I've heard artists of all sorts talk of their muse. Many of my writer friends will reference their muse when a story or inspiration for a story comes to them. I usually couldn't add to the conversation because my muse has either not shown herself or maybe I've not been assigned one. There may only be so many to go around, and my name hadn't been drawn. I'm not sure I'd know her if she walked in the door anyway.
Since I've never had writer's block, and there is a general belief that one's muse has gone AWOL when this affliction strikes, then my muse must work overtime. She's obviously too busy to even introduce herself. I picture her cooped up somewhere in a miniscule cubicle of my mind (soul? heart?), dipping her pen into the inkwell, jotting down bits and pieces of ideas on translucent paper that she then crumbles into sparkly dust and blows into my mind (soul? heart?).

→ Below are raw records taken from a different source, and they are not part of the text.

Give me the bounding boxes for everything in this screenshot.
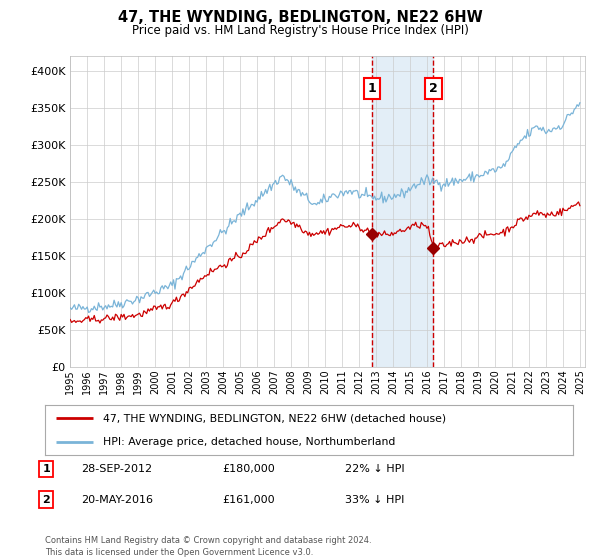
Text: 2: 2: [429, 82, 438, 95]
Text: Price paid vs. HM Land Registry's House Price Index (HPI): Price paid vs. HM Land Registry's House …: [131, 24, 469, 36]
Text: £161,000: £161,000: [222, 494, 275, 505]
Text: 28-SEP-2012: 28-SEP-2012: [81, 464, 152, 474]
Text: 47, THE WYNDING, BEDLINGTON, NE22 6HW: 47, THE WYNDING, BEDLINGTON, NE22 6HW: [118, 10, 482, 25]
Text: 22% ↓ HPI: 22% ↓ HPI: [345, 464, 404, 474]
Text: 1: 1: [43, 464, 50, 474]
Text: 47, THE WYNDING, BEDLINGTON, NE22 6HW (detached house): 47, THE WYNDING, BEDLINGTON, NE22 6HW (d…: [103, 413, 446, 423]
Text: 20-MAY-2016: 20-MAY-2016: [81, 494, 153, 505]
Text: 1: 1: [367, 82, 376, 95]
Text: 2: 2: [43, 494, 50, 505]
Bar: [372, 56, 433, 367]
Text: £180,000: £180,000: [222, 464, 275, 474]
Text: Contains HM Land Registry data © Crown copyright and database right 2024.
This d: Contains HM Land Registry data © Crown c…: [45, 536, 371, 557]
Text: HPI: Average price, detached house, Northumberland: HPI: Average price, detached house, Nort…: [103, 437, 395, 447]
Text: 33% ↓ HPI: 33% ↓ HPI: [345, 494, 404, 505]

I'm afraid I'm letting my muse down lately. She might even be the one who feels abandoned and in need of inspiration. What must she think when my life has been too crazy for me to put in my normal hours of writing, letting her great ideas and inspirational sound bites languish in piles of sparkly dust? I know I'm getting pretty antsy. First the holidays and now baby preparations - grand baby that is. Happy times even though my writing is taking a backseat.
Hopefully, she'll hang around. And if she should decide to take a vacation, there's a pile of ideas to last me until she returns.